Wahlberg Talks About Crying While Filming “The Lovely Bones”

Who could have guessed that the story of a fourteen-year-old girl, brutally raped and murdered on her way home from school, would become one of the decade's most beloved tales? "The Lovely Bones," Alice Sebold's renowned novel about Susie Salmon watching over her family, friends, and murderer from "The In-Between" as they grieve and fixate on her, steadily captivated readers and now arrives on the big screen.

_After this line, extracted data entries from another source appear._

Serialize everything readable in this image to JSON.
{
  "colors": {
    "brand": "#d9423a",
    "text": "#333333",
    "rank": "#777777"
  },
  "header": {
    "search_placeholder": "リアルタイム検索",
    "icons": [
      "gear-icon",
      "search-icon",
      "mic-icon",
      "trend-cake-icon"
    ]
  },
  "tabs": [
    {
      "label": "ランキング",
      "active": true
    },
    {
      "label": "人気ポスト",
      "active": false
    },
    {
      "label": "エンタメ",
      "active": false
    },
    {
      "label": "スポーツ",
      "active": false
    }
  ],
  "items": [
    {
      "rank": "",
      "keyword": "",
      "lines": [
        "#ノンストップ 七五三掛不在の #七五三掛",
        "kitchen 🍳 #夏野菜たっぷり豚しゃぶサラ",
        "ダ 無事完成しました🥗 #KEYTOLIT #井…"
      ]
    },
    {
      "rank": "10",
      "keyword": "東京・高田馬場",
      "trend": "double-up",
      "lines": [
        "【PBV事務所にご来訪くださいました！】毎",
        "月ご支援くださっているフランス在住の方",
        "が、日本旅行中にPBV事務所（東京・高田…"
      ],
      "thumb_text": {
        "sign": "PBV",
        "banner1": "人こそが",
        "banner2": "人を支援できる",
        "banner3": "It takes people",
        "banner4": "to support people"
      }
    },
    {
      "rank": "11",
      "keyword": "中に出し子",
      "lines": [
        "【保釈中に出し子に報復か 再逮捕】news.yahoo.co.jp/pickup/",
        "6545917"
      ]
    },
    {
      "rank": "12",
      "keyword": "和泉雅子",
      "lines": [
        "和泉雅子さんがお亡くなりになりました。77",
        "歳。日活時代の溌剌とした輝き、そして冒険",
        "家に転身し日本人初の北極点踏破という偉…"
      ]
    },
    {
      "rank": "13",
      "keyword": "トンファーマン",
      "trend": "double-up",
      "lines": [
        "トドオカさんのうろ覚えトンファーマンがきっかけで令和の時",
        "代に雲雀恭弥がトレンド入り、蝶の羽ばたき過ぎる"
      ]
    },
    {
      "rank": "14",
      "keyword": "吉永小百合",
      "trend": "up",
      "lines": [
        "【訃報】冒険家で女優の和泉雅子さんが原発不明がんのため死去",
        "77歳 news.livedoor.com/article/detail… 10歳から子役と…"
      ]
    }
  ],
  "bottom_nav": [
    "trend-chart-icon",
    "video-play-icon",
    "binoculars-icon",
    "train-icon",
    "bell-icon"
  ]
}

For Rachel Weisz, who stars as Abigail Salmon, Susie's grieving mother, Sebold's novel was invaluable. Re-reading the story over and over again, Weisz called those pages "great fuel" for her imagination. However, for her co-star, venturing into the tale was a much darker, scarier prospect. Mark Wahlberg, who took over the role of Susie's father after Ryan Gosling was fired days before filming was set to begin, had tremendous difficulty embarking on the material. It wasn't for lack of preparation, but because of how disturbing the plot was when he thought of something similar happening to one of his three young children.

"Because of the way I approach work, I wasn't all that thrilled about the subject matter," Wahlberg explains. "I don't have the God-given talent Rachel does to just snap into it, have these floods of emotion coming out, and then turn it off. I basically had to live in that head space for the entire time."

Asked if the story had a similar impact on Weisz, also the mother of a small child, she smiles knowingly and shakes her head. "As an actor, you have to imagine all sorts of things. You imagine beautiful things, you imagine ugly things; that's my job."

The actress reveals that she rarely finds material too dark or problematic to venture into, largely because she knows how to yank herself out at the end of the day. "I immerse myself in something, but I've learned how to come out of it. I can't go home to my kids in a state of despair and tears, " she laughs. "It's a skill you learn, like one might learn to juggle. You learn to turn things on and off."

"I'm still learning to juggle," Wahlberg shrugs sheepishly. "I would go home and grab my daughter and hold her. And I would start crying. She'd be like ‘Daddy, what's wrong with you?’ She just wanted to play."